When it’s time to get a new pair of prescription eyeglasses, perhaps the most basic decision is whether you’ll choose plastic or metal frames. If you’re not sure whether wire or plastic eyeglass frames are right for you, learning a little more about the pros and cons of each material could help you make your decision.
Although plastic frames may often be less expensive than wire frames, they have several advantages that could make them the best option for you. Plastic glasses are known for being available in virtually any color or hue you can imagine. In fact, it’s possible for this type of frame to have multiple color layers. When you select a plastic frame with a lighter inner layer, you may find that you don’t see the world framed in the darker color of the plastic no matter where you look.
Plastic frames are also ideal for people with strong prescriptions or those who require multi-focal lenses. Choosing a plastic frame can essentially hide the thickness of your glasses from the world instead of allowing anyone looking at you in profile to see just how out of whack your eyesight really is.
Unfortunately, plastic frames don’t come with adjustable nose pads or bendable temple arms. Not only will this mean taking your glasses in whenever they need adjustment, it also means you may find that your glasses either pinch your nose or slip down too easily. In addition, plastic frames can fade with continued sun exposure.
Wire or Metal Frames
These lightweight glasses provide the most options for customization, as they come with adjustable nose pads for comfort and have temple arms that are easily adjustable at home. You’ll also find that wire frames don’t usually break as frequently as plastic frames.

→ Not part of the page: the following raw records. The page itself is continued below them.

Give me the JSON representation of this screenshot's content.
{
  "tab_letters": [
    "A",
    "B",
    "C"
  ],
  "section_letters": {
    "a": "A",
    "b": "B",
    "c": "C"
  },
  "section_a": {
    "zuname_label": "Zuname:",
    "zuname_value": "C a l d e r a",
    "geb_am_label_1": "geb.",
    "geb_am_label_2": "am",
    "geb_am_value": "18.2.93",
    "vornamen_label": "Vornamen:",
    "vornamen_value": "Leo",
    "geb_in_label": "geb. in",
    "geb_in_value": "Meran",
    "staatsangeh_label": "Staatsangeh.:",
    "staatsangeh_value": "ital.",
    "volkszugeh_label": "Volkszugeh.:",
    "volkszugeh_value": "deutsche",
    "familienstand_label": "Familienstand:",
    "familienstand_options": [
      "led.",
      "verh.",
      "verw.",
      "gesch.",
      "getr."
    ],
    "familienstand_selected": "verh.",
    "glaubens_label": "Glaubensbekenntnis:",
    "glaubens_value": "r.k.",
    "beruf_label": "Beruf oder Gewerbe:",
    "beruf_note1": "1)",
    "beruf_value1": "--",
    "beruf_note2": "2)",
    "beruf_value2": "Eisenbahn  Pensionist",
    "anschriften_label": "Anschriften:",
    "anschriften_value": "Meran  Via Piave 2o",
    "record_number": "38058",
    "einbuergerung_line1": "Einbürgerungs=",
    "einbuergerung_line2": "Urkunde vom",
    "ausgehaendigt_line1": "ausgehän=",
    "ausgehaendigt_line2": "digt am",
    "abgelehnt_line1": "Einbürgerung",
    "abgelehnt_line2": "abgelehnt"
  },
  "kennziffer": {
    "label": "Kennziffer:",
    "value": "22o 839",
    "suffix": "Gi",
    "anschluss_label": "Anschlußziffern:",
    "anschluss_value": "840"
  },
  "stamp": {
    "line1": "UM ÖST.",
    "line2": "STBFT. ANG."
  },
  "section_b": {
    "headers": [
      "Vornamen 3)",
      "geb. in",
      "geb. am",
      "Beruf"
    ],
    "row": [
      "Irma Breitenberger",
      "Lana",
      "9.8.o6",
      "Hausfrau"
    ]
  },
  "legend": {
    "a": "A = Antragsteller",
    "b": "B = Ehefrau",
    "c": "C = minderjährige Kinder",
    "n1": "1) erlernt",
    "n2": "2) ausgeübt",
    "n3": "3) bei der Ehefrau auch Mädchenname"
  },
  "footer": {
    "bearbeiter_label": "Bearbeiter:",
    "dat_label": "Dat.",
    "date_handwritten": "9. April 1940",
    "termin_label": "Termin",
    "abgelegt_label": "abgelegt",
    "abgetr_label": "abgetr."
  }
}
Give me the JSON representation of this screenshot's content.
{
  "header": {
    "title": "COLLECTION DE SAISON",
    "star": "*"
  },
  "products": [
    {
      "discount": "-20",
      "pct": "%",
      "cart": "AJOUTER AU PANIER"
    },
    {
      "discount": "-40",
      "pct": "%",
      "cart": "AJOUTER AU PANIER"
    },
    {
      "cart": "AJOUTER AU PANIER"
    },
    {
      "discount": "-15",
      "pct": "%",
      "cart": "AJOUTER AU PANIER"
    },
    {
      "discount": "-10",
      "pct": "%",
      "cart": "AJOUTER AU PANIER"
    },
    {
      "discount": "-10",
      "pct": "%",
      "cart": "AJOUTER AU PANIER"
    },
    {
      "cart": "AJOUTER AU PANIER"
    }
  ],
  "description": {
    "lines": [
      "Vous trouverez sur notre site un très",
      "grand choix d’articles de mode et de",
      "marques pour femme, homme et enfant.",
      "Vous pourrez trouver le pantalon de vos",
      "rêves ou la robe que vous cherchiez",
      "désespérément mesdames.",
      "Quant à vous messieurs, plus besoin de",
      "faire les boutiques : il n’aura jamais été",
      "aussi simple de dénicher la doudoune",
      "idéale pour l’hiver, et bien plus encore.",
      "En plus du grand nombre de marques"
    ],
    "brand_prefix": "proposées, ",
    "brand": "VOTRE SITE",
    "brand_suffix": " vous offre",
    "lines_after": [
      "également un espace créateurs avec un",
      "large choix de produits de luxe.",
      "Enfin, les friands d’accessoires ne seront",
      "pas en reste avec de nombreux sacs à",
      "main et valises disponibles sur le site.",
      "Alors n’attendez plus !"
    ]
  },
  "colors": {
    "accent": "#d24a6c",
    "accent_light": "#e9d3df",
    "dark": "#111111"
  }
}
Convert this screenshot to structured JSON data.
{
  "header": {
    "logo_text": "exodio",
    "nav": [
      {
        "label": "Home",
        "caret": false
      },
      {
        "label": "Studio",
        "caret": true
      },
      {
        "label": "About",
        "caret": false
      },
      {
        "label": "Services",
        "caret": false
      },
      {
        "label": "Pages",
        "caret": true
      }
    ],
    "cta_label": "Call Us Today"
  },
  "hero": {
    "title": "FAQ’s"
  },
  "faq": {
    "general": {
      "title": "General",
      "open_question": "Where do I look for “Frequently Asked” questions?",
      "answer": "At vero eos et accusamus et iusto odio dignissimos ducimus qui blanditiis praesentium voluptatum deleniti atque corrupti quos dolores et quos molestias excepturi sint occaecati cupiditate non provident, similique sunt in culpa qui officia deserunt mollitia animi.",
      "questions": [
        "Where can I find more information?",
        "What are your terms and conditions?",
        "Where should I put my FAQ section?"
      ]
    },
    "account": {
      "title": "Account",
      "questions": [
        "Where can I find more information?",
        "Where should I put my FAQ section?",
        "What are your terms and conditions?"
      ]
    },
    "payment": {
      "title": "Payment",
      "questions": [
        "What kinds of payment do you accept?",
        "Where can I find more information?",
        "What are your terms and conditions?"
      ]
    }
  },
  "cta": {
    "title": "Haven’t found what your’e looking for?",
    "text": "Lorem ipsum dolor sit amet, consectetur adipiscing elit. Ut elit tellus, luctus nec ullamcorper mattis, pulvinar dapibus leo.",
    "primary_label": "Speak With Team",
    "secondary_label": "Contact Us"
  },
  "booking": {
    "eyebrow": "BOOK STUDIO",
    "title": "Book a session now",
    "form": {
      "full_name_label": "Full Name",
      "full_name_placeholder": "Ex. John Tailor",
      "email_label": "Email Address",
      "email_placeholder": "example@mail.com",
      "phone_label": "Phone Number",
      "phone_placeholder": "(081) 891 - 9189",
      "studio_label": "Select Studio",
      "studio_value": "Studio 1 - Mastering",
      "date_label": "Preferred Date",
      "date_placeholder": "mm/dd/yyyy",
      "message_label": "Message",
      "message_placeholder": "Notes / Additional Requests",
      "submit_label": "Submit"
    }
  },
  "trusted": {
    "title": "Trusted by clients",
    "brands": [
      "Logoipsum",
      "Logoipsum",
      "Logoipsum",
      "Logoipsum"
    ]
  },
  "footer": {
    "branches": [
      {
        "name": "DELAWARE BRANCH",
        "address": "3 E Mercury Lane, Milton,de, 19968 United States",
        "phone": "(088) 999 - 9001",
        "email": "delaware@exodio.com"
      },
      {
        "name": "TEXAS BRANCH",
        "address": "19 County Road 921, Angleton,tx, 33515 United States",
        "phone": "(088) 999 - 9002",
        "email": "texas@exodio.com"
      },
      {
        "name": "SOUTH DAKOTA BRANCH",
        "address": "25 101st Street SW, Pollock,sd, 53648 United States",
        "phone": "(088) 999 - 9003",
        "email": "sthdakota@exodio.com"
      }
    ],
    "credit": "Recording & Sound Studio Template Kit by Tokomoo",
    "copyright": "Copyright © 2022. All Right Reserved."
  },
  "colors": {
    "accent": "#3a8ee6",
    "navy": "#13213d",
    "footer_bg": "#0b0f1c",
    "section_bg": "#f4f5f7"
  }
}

While you won’t get a wide variety of color options like you would with plastic, you have the ability to find wire frames with intricate metal work on the side.
Although metal frames are a good option for many, people with certain metal allergies may be unable to wear wire frames. You may also find that not all the styles are available to you when you have thicker lenses. While many wire frames provide a workaround for patients with heavy prescriptions, other people will still able to see at a glance how thick your lenses are.
Also, metal frames tend to be less durable in the hands of young children. If you’re looking for eyewear for your children, choosing plastic may allow you to replace their glasses less often.